Charles
Raymond Blackman (1928 –2018) was an Australian painter. He was a member of the
Antipodeans, a group of Melbourne painters. He was married for 27 years to
author, essayist, poet, librettist and patron of the arts Barbara Blackman.
Blackman left
school at 13 and worked as an illustrator with The Sun newspaper while
attending night classes at East Sydney Technical College though was principally
self-taught. He was later awarded an honorary doctorate.
He came to
notice following his move to Melbourne in the mid-1940s. His work met critical
acclaim through his early Schoolgirl and Alice series, the latter Blackman's
conception of Lewis Carroll's most famous character.

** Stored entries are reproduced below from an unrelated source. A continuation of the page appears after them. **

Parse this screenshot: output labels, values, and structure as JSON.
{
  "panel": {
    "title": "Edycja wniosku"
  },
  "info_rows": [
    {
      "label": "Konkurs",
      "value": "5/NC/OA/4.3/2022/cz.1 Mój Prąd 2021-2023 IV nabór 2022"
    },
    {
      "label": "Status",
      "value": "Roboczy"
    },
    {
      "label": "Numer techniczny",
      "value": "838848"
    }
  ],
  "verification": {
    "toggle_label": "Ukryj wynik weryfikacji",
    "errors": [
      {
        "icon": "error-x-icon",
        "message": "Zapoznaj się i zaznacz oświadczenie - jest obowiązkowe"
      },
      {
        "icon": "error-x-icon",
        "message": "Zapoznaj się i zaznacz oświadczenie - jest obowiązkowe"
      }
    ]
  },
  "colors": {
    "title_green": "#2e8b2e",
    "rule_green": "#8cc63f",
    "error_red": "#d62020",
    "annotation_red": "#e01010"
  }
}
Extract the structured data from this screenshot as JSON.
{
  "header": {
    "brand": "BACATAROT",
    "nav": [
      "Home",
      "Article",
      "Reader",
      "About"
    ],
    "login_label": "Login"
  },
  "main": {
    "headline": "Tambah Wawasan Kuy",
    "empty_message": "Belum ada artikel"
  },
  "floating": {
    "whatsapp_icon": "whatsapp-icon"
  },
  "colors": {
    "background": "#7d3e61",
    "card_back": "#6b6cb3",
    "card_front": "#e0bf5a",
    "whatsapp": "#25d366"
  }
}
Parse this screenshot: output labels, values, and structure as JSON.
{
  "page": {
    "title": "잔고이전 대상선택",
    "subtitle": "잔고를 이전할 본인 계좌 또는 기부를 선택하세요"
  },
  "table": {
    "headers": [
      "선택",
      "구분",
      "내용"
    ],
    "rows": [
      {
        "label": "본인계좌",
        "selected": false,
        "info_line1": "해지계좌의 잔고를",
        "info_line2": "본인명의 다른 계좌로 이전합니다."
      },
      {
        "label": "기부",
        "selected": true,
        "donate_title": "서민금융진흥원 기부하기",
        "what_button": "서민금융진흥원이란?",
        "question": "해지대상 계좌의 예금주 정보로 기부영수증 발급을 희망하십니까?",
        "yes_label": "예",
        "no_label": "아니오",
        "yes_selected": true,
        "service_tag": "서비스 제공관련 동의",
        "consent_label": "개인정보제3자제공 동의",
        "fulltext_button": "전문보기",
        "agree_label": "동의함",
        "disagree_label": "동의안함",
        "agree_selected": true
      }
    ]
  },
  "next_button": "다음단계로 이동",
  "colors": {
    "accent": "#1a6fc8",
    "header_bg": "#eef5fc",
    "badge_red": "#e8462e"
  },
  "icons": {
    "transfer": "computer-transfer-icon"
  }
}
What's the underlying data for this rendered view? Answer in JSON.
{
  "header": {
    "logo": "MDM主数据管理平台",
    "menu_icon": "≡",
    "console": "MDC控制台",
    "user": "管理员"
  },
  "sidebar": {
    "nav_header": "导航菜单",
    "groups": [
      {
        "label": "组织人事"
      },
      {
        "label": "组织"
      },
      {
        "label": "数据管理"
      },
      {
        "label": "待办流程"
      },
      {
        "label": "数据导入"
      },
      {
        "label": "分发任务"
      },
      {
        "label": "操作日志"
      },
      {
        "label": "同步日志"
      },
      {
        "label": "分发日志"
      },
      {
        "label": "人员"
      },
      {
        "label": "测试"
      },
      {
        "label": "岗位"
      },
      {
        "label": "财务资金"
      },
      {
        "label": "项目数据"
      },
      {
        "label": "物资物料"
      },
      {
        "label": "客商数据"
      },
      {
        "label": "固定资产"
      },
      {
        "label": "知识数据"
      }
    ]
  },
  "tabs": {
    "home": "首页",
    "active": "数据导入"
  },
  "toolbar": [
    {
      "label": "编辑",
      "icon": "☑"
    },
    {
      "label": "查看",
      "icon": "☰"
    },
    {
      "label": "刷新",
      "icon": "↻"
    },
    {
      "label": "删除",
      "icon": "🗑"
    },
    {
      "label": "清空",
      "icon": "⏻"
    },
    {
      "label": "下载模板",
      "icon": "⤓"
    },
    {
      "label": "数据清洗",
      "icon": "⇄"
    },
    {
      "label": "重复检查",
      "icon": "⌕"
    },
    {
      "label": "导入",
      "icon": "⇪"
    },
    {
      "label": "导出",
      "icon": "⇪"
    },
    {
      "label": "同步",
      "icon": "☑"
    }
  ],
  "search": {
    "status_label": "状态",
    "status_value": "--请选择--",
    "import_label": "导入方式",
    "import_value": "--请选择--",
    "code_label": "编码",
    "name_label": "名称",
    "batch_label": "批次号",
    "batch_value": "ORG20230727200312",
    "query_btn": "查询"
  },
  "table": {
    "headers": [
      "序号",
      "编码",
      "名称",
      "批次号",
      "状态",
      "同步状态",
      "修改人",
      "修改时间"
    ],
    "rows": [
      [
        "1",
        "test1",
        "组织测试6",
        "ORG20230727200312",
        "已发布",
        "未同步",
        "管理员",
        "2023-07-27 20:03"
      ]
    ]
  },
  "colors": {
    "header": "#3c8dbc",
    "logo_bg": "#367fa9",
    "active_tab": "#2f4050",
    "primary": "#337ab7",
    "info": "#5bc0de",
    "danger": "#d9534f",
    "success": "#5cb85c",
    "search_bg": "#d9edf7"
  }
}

For some time while
painting the Alice series, Blackman worked as a cook at a café run by art
dealer Georges Mora and his wife, fellow artist Mirka Mora.
Blackman's
own work is associated with dreamlike images tinged with mystery and
foreboding. In 1960 he and his family lived in London after Blackman won a
Helena Rubenstein travelling scholarship, settling in Sydney upon his return
five and a half years later.
After 27
years of marriage, Blackman divorced his wife Barbara in 1978, largely because
of his alcoholism. He married the young artist Genevieve de Couvreur, a
19-year-old friend of his children. She divorced him after eight years, as his
alcoholism grew deeper, and in 1989 he married a third wife, Victoria Bower,
whom he also later divorced. He had six children, Auguste, Christabel, Barnaby,
Beatrice, Felix and Axiom, most of them artists and musicians.
On 20 August
2018, a week after his 90th birthday, he died in the aged care facility he
moved into earlier that year.
An interesting character and a rich biography.